6 See also Otis Elevator Co. v. Melott, 281 P.2d 408 (Okl. 1955); Gillette Dairy, Inc. v. Hydrotex Industries, Inc., 440 F.2d 969 (8th Cir. 1971).
7 Hancock v. Thigpen, 208 Okl. 595, 256 P.2d 428 (1953); 12 O.S. 1971 § 272 .
9 Schaff v. Richardson, 254 P. 496 (Okl. 1926).
10 Clayton v. McIlrath, 241 Iowa 1162, 44 N.W.2d 741.
11 Gasko v. Gray, 507 P.2d 1231 (Okl. 1972).
12 Wilkerson Motor Co., Inc. v. Johnson, 580 P.2d 505 (Okl. 1978); Hames v. Anderson, 571 P.2d 831 (Okl. 1977); Fields v. Volkswagen of America, Inc., 555 P.2d 48 (Okl. 1976); 20 O.S. 1971 § 3001.1 ; 12 O.S. 1971 § 78 .
13 Wilkerson Motor Co., Inc. v. Johnson, supra; Hames v. Anderson, supra.
SIMMS, J., concurring in part, dissenting in part.
¶1 The Honorable TOM CORNISH was appointed the special judge to fill the vacancy created by the death of WILLIAMS, J.

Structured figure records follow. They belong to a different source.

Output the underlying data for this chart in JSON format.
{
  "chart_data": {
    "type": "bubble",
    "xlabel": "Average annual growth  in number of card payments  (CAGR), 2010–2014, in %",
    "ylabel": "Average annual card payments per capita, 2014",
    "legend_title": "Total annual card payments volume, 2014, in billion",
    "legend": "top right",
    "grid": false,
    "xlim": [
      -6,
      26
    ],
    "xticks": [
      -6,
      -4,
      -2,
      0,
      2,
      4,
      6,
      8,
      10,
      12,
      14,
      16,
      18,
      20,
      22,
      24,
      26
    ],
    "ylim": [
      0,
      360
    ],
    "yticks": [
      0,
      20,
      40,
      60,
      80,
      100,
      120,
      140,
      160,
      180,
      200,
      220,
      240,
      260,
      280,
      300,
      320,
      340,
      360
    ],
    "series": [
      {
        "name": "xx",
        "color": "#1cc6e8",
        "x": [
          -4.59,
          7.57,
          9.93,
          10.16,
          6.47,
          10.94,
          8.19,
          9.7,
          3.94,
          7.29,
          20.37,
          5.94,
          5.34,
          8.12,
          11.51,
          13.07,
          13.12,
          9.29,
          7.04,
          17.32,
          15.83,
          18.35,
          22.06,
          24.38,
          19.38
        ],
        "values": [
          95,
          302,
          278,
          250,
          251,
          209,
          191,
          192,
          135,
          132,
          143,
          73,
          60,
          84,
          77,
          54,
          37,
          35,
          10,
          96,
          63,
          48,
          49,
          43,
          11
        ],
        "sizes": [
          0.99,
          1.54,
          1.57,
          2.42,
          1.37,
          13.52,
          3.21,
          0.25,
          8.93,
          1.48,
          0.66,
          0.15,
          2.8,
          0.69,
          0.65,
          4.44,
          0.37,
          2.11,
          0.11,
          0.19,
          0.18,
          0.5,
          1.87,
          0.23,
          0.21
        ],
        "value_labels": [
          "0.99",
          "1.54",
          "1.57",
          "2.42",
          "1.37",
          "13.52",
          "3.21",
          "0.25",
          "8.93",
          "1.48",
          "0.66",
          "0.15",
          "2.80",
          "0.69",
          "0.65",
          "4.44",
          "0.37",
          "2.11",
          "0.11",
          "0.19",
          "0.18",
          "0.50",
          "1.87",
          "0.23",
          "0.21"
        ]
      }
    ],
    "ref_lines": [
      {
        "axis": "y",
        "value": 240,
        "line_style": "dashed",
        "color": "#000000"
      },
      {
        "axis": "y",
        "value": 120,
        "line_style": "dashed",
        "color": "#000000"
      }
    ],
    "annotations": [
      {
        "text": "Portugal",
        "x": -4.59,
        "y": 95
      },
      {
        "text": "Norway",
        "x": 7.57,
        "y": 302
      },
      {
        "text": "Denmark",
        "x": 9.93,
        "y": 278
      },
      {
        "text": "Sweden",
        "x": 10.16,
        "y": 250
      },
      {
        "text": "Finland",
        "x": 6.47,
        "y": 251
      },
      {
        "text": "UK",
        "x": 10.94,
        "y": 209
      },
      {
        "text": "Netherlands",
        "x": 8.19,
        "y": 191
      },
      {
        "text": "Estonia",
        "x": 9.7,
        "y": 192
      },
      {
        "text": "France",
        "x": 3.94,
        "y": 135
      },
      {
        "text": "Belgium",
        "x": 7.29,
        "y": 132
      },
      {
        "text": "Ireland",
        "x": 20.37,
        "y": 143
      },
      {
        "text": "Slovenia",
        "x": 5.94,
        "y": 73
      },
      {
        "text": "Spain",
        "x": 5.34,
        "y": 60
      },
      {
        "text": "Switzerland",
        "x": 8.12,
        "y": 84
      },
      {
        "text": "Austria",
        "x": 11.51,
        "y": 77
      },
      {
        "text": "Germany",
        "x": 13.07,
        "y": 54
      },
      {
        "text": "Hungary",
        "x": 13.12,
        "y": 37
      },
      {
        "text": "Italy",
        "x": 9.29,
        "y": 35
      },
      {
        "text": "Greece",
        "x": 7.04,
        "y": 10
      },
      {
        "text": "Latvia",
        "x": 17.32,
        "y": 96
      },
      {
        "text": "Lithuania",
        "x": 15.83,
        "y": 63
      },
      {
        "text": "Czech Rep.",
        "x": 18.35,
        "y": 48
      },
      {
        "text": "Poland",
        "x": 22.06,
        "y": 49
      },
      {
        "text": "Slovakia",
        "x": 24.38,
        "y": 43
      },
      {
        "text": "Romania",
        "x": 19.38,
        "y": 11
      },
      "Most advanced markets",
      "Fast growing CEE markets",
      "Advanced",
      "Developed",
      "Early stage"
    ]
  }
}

¶2 SIMMS, Justice, concurring in part, dissenting in part.
¶3 I agree with the majority on the accuracy of Instruction No. 5. Third party negligence does not constitute an affirmative defense; it merely controverts one of plaintiff's essential allegations.
¶4 I respectfully dissent, however, from the majority's treatment of other instructions. Standing alone, Instruction No. 5 is correct, but when coupled with Instruction No. 8, the instructions convey the misleading impression that the jury must make a choice as to whether defendant or a third party was the cause of the accident. As we stated in Dismuke v. Miller, 344 P.2d 1049 (Okl. 1959) regarding the issue of third party negligence:
". . . it would be much better practice to clarify it by an express instruction on the law concerning negligence and causal connection, and thereby expressly inform the jury that even though the third party was negligent . . . the defendants might also be liable if there was concurring negligence on their part." 344 P.2d at 1052.
¶5 When instructions charge the jury to impute negligence inappropriately and suggest that a defendant must be solely negligent to be liable, as they do in the instant case, it is reasonably certain the jury will be misled.
¶6 Furthermore, I believe the trial court's Instruction No. 2 advising the jury that plaintiff had "no case" in products liability was prejudicial, especially considering the often intersecting concepts of manufacturers' products liability and negligence. The statement that plaintiff has "no case" in products liability carries with it the suggestion that other aspects of plaintiff's case are also doomed. Such a statement alone, without an accompanying explanation of the continued vitality of plaintiff's case in negligence, singles out and emphasizes a fact to the exclusion of others. The admonition that a certain issue is "withdrawn from consideration" by the jury belongs after a demurrer to the evidence, not as a prelude to numerous jury instructions. In jury instructions emphasis should be placed on the issues presented by the evidence, not on questions of law already decided by the court. Page v. Hardy, 334 P.2d 782 (Okl. 1958).